JERUSALEM – Saat perang di Jalur Gaza memasuki bulan ketiganya pada hari Minggu, dengan diplomat-diplomat terkemuka mengunjungi wilayah tersebut untuk mencoba menghentikan konflik agar tidak meluas, Israel mengatakan bahwa mereka telah berhasil menghancurkan struktur komando Hamas di utara Gaza dan memberi sinyal bahwa mereka tidak akan mengubah tujuan mereka untuk membongkar kemampuan kelompok tersebut di wilayah yang hancur ini. “Perang ini tidak boleh dihentikan sampai kita mencapai semua tujuannya – menghilangkan Hamas, mengembalikan semua sandera kita, dan memastikan bahwa Gaza tidak akan menjadi ancaman bagi Israel lagi,” kata Perdana Menteri Benjamin Netanyahu di awal pertemuan kabinet mingguannya. Pesannya, katanya, ditujukan untuk “musuh dan teman kita.”

Ketakutan akan terjadinya perang yang lebih luas telah menambah urgensi kunjungan menteri luar negeri Amerika Serikat, Antony J. Blinken, dan diplomat senior Uni Eropa, Josep Borrell Fontelles, ke wilayah tersebut.
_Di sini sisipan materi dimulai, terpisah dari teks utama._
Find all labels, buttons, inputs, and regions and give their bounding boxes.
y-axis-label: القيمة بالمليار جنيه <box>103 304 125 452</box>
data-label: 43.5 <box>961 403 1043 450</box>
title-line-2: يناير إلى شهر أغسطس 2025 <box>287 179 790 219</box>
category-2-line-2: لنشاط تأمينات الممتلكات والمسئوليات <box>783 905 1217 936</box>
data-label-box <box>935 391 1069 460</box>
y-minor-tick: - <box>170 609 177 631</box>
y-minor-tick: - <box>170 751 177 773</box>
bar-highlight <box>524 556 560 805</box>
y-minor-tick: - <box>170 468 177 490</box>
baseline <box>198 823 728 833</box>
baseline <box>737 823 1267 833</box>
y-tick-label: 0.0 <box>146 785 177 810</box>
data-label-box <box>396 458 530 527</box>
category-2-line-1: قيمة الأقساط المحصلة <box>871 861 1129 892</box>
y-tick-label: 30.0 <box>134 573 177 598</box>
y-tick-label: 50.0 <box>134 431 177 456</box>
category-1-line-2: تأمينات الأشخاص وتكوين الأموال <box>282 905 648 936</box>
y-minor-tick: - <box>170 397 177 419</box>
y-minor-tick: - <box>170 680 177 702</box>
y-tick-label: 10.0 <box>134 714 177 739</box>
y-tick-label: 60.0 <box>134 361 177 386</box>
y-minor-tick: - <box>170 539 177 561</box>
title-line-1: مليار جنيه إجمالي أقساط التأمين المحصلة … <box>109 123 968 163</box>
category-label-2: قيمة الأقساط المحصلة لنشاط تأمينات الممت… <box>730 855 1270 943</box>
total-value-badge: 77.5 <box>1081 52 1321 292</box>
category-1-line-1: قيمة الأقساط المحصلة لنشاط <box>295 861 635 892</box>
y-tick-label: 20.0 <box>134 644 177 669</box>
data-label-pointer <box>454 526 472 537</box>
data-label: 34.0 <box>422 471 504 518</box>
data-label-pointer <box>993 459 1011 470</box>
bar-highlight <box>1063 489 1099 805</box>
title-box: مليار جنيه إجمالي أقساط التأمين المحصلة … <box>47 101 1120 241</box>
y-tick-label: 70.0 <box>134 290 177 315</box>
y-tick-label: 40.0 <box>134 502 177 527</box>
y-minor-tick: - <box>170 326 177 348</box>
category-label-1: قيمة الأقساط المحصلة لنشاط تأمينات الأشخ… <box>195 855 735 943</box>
Pada Minggu pagi, ketika para diplomat sedang berusaha menghentikan pertempuran agar tidak meluas lebih luas, peningkatan kekerasan di Tepi Barat yang diduduki Israel menyebabkan sekitar dua belas orang tewas, di antaranya sembilan warga Palestina, termasuk seorang anak kecil, seorang petugas polisi perbatasan Israel, dan seorang pria dari Yerusalem Timur, kata pejabat. Pertempuran lintas perbatasan antara Israel dan Hezbollah, milisi yang didukung Iran di Lebanon, juga menjadi sumber kekhawatiran yang semakin meningkat.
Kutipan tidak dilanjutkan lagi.